A contravention of s. 94(3) is triable only summarily, with a penalty of Level 3 on the standard scale [£1,000]. There is no power to disqualify the driver or endorse the holder’s licence.

A contravention of s. 94(3A) is triable only summarily, with a penalty of a fine at Level 3 on the standard scale, discretionary disqualification and obligatory endorsation of the holder’s licence with 3 to 6 penalty points.

 

It is objectively unlikely that a person facing the loss of livelihood because of a medical condition affecting their fitness to drive would be deterred by a fine of up to £1,000, with no possibility of imprisonment and discretionary disqualification. There is a factual analogy between driving whilst medically unfit to do so and driving whilst unfit through drink or drugs. In the latter situation, disqualification is obligatory (ss. 4( 1 ) and 5(1)(a) of 1988 Act; Road Traffic Offenders Act 1988, Schedule 1).

 

Preventing medically unfit persons from driving by enactment of the provisions of s. 94(3) and (3A) is but a pious aspiration if there are never any prosecutions for contravention.

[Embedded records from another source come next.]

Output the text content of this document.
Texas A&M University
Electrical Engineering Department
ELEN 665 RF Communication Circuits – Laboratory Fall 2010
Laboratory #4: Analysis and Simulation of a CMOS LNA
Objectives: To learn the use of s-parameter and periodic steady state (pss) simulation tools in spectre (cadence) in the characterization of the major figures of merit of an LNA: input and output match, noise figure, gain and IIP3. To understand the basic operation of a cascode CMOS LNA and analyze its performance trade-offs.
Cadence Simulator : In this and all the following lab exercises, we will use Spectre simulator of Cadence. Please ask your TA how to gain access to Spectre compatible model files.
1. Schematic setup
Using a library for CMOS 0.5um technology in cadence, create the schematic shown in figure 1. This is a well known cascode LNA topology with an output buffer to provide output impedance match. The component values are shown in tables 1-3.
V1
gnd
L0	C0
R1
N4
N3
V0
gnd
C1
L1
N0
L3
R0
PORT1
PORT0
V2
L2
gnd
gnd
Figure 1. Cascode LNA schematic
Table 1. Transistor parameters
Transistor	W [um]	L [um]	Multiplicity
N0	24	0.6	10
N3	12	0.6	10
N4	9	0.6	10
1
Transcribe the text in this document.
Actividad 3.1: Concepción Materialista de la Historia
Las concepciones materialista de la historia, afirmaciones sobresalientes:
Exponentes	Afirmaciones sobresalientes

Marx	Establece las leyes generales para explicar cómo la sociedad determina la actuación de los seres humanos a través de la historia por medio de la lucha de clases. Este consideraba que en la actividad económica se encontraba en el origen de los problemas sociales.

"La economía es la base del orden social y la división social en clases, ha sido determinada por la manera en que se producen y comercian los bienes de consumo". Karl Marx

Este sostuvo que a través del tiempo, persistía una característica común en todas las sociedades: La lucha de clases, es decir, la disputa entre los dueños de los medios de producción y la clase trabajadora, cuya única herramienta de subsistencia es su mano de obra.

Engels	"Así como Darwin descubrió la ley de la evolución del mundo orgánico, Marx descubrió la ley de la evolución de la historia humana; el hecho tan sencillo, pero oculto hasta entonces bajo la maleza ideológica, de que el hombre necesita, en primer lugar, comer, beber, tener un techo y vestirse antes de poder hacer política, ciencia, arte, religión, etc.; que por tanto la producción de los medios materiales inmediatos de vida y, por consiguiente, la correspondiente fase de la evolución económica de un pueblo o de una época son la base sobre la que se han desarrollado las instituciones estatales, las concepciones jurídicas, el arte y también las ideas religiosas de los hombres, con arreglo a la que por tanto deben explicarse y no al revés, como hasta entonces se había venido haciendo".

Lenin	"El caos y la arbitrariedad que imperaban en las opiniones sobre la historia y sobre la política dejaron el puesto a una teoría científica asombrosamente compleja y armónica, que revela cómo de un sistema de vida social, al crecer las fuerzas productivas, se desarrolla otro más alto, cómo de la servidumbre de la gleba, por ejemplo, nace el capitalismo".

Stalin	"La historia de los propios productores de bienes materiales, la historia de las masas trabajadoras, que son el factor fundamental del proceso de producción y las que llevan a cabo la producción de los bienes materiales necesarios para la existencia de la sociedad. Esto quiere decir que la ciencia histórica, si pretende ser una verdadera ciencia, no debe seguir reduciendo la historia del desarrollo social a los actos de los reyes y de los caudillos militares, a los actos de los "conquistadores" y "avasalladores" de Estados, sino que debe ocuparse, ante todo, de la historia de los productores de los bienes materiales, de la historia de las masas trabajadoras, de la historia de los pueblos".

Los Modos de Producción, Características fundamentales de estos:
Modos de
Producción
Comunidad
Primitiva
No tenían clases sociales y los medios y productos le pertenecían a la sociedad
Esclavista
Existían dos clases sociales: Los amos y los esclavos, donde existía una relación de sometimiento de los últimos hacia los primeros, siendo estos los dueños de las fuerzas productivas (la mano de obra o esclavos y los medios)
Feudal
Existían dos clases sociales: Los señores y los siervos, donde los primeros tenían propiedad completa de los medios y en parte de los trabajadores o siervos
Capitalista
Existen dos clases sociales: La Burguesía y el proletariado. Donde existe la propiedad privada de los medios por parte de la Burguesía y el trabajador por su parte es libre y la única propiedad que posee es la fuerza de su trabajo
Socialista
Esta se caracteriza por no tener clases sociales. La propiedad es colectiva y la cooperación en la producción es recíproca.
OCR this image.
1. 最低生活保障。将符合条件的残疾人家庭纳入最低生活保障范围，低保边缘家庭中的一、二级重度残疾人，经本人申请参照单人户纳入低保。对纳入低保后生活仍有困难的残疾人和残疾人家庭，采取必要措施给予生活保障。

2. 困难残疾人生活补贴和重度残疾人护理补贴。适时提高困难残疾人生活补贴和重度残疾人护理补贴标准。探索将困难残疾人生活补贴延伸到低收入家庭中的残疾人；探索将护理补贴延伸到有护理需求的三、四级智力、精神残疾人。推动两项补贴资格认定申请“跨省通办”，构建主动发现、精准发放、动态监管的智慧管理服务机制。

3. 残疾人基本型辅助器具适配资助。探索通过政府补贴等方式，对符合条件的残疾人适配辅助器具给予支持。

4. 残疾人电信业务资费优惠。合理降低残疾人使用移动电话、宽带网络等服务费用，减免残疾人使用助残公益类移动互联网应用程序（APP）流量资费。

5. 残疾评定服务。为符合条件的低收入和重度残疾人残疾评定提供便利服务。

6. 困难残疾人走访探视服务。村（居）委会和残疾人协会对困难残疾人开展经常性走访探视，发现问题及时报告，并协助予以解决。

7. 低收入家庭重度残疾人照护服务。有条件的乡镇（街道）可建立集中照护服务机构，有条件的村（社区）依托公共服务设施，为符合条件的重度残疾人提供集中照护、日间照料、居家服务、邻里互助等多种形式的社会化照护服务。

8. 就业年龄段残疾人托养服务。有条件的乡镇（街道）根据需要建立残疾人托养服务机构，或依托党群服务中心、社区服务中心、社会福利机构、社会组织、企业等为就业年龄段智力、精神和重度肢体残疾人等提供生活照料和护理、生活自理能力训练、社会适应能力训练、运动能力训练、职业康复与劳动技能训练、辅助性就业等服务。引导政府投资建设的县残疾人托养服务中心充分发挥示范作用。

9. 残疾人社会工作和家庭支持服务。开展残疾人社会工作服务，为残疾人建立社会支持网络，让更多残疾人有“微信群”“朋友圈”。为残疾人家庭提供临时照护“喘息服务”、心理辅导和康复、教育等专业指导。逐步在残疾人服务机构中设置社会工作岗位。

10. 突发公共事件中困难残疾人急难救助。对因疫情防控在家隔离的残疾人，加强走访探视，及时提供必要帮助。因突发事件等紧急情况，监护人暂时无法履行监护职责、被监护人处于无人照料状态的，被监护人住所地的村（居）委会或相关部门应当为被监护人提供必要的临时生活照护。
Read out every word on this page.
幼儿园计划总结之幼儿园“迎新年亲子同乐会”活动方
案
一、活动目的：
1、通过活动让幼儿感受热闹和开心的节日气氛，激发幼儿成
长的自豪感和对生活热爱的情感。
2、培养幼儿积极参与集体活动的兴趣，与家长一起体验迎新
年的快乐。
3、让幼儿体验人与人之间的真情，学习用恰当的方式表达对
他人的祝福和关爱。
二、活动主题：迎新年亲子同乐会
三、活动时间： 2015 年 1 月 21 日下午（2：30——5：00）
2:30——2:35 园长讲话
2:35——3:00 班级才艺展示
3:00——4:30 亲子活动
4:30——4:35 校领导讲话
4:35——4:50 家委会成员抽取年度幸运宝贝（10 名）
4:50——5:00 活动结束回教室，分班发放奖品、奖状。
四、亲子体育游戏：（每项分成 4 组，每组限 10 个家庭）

The current system of self-­‐reporting is inadequate if it is not backed by sufficiently robust enforcement and penalties for those, like Mr Logue, who serially mislead doctors and the DVLA.

 

 

Concluding remarks

It is submitted that it is proved David Logue experienced syncopal episodes in 1996, 1998, 2004 and 2008.

 

This was an accident waiting to happen. It may not have taken place on 31 March 2012. James Lochrie may not have lost his life. But at some point – be it the third, fourth, fifth loss of consciousness by David Logue at the wheel of a PCV – his medical condition was ultimately going to result in injury or death.

 

Mr Logue was not fit to hold a PCV licence after the accident on 6 June 2008. By that time, at the very latest, Mr Logue, his GP, Dr Lyons, First Bus and the DVLA ought to have taken him off the road. Each of them contributed to a failure to recognise the danger Mr Logue posed to himself, his colleagues and to members of the public. Mr Logue, however, bears primary responsibility for the death of Mr Lochrie.

 

Those instructing me wish to state publically that they have no criticism of the Crown for their decision at the outset of this Inquiry not to prosecute David Logue in respect of matters before this Inquiry. However, they consider the enforcement of ss. 92(10), 94(3), and 94(3A) by the DVLA and prosecuting authorities to be woefully inadequate.

 

The family of James Lochrie gratefully acknowledge that this Inquiry has allowed them to hear detailed evidence of all the circumstances surrounding James Lochrie’s death; evidence which they may very well not have heard in a criminal trial or a civil proof.